Sunnyvale (CA) – AMD has come up with a new technology that will allow the company to install 16 memory modules per CPU socket – instead of only 8 that are used with Opteron CPUs today.
The new technology, called G3MX, has been designed to address increasing memory needs especially in high-performance, multi-socket servers that are running memory intensive applications such as databases and virtualization software. AMD representatives told TG Daily that the company expects G3MX to appear in 4P+ systems, but they “could imagine” the technology to be used in 2P servers and workstations as well.
G3MX will not be immediately available, as it is developed to work with DDR3 memory and the processor generation following Barcelona.

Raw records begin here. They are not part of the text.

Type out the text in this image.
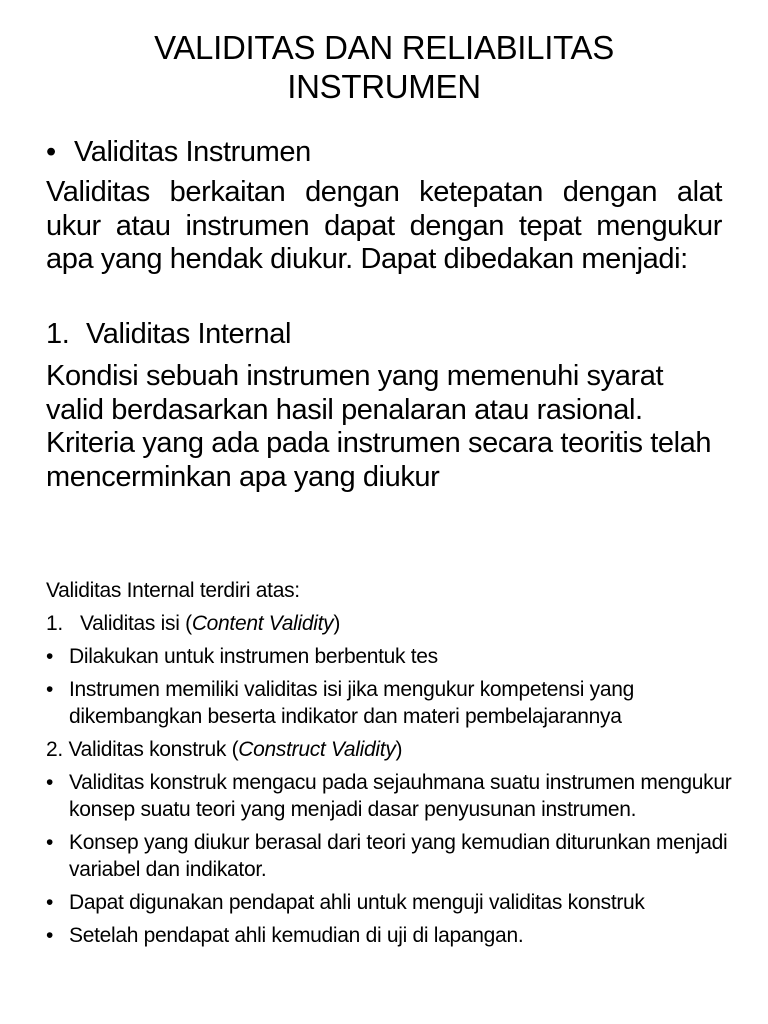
VALIDITAS DAN RELIABILITAS
INSTRUMEN
• Validitas Instrumen
Validitas berkaitan dengan ketepatan dengan alat ukur atau instrumen dapat dengan tepat mengukur apa yang hendak diukur. Dapat dibedakan menjadi:
1. Validitas Internal
Kondisi sebuah instrumen yang memenuhi syarat valid berdasarkan hasil penalaran atau rasional. Kriteria yang ada pada instrumen secara teoritis telah mencerminkan apa yang diukur
Validitas Internal terdiri atas:
1. Validitas isi (Content Validity)
• Dilakukan untuk instrumen berbentuk tes
• Instrumen memiliki validitas isi jika mengukur kompetensi yang dikembangkan beserta indikator dan materi pembelajarannya
2. Validitas konstruk (Construct Validity)
• Validitas konstruk mengacu pada sejauhmana suatu instrumen mengukur konsep suatu teori yang menjadi dasar penyusunan instrumen.
• Konsep yang diukur berasal dari teori yang kemudian diturunkan menjadi variabel dan indikator.
• Dapat digunakan pendapat ahli untuk menguji validitas konstruk
• Setelah pendapat ahli kemudian di uji di lapangan.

This next-next generation processor is not expected to be introduced before 2009. The technology to extend the server memory footprint is currently being developed in collaboration with IDT and Inphi, who are planning to sell G3MX components, AMD said.
Intel currently has a clear advantage when it comes to pure memory capacity in server systems: While AMD is limited to 8 modules per CPU, Intel will support up to 32 modules with its upcoming Tigerton Xeon 7300 processor – however, Intel uses FB-DIMMs, which use more power than DDR3 devices and Intel still has a latency disadvantage when compared to the Opteron processor.
We will have to wait until 2009 to find out whether G3MX will translate into a competitive advantage for AMD or not.